In this chapter you build a naïve Bayes classifier to classify an email as spam or not spam (or “ham” as they call it) using only the body of the message. The idea is to take a bunch of spam messages and build a Term Document Matrix (TDM). A TDM is a big grid where the row labels are the terms in the spam emails and the column headers are the spam emails. If row 21 is “viagra” and column 20 is the 20th spam email, their cell [21,20] displays the number of times the word “viagra” appeared in that email. Using the TDM they create a data frame which contains the terms and the percentage of documents in which a given term occurs. For example, of the 500 spam emails, the term “html” appears in 33% of the messages. That gets treated as a conditional probability. The probability of seeing the term “html” in an email given the email is spam is 0.33. The same process is carried out for emails that are not spam. So we have two data frames of terms (one for spam and one for not spam) and their estimated probability of occurrence.

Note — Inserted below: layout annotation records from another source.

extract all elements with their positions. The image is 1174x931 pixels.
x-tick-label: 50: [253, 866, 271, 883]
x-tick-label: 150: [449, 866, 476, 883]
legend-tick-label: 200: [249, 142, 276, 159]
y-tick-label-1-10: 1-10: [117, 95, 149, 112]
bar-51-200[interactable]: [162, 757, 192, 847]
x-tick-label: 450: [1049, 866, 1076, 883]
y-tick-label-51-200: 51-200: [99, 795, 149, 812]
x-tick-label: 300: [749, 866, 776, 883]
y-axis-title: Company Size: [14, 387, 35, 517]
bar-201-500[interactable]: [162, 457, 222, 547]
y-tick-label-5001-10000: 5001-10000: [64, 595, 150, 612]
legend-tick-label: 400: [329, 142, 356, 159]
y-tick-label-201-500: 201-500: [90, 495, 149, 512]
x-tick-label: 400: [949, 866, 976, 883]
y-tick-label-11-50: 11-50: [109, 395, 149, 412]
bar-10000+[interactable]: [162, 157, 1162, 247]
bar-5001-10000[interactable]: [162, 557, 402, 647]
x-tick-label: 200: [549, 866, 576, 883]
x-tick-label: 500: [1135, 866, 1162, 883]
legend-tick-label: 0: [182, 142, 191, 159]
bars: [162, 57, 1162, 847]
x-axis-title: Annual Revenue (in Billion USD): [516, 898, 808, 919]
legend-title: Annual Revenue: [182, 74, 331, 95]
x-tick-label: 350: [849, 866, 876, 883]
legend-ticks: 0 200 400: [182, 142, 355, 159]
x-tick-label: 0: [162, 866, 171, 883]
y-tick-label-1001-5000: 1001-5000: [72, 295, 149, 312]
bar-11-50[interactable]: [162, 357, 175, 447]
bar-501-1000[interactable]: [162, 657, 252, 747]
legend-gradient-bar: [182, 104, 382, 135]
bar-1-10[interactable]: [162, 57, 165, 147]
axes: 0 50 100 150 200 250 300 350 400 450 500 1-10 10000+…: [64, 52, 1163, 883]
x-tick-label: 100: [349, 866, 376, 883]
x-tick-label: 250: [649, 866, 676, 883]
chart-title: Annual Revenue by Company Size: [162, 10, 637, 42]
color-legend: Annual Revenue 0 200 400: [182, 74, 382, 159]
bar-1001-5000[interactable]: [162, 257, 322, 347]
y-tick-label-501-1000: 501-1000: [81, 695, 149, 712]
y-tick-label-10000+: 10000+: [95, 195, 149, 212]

To classify a new email as either spam or not spam we compare it to both data frames and see which terms in the email are in the respective data frame. If a term is in the date frame, we pull out its probability. If not, we assign it a low probability of 0.000001. We multiply the probabilities together along with the prior probability of the message being spam, which they set as 0.5 for starters.
For example, say we have a message with 5 words in the body. None of the words in the email appear in the spam data frame, so we calculate \( 0.5*0.000001^{5}\). However say two of the words appear in the good email data frame, each with probability of 0.05 of occurring. So we calculate \( 0.5*0.05^{2}*0.000001^{3}\). Since the latter calculation is greater than the former, we classify the email as not spam. That’s how you do naïve Bayes classification.
Now if you’re like me you’re probably thinking, where’s the denominator? I mean, I’m no Bayesian expert, but I do know Bayes’s theorem has a denominator. Well it turns out the denominator is the same in both calculations so they drop it. (I have to give a shout out to this guy’s explanation. That’s where I went to figure it out.) You’ll also notice we’re multiplying probabilities as if they’re independent. That’s the naïve assumption here.
Using the language of the probability, here’s Bayes’s Theorem for two terms, where A = message is spam, B = some word, and C = some other word
$$ P(A|B \cap C ) = \frac{ P(B|A \cap C ) P(C|A) P(A) }{ P(B|C) P(C) }$$
For not spam this is…
$$ P(A^{\prime} | B \cap C) = \frac{P(B|A^{\prime} \cap C)P(C|A^{\prime})P(A^{\prime})}{P(B|C)P(C)}$$
Notice the denominators are the same so we can drop them when comparing the two. Since we’re also assuming independence, the numerator changes to \( P(B|A)P(C|A)P(A)\) and \(P(B|A^{\prime})P(C|A^{\prime})P(A^{\prime})\), respectively.
The book does not explain the classification algorithm in the detail I just did. I guess since the book is “for hackers” they didn’t want to get bogged down in math formulas and explanations of Bayes’s Theorem. I get that. But still I wanted to understand why it worked and not just how to do it R.
The R code itself for this chapter is not too hard to understand. A few nuggets I got out of it are…
The readLines()
function will return each line of text as a separate element of a character vector.
The dir()
function will return a listing of all file names in a directory.
The intersect()
function will return the values in common between two vectors.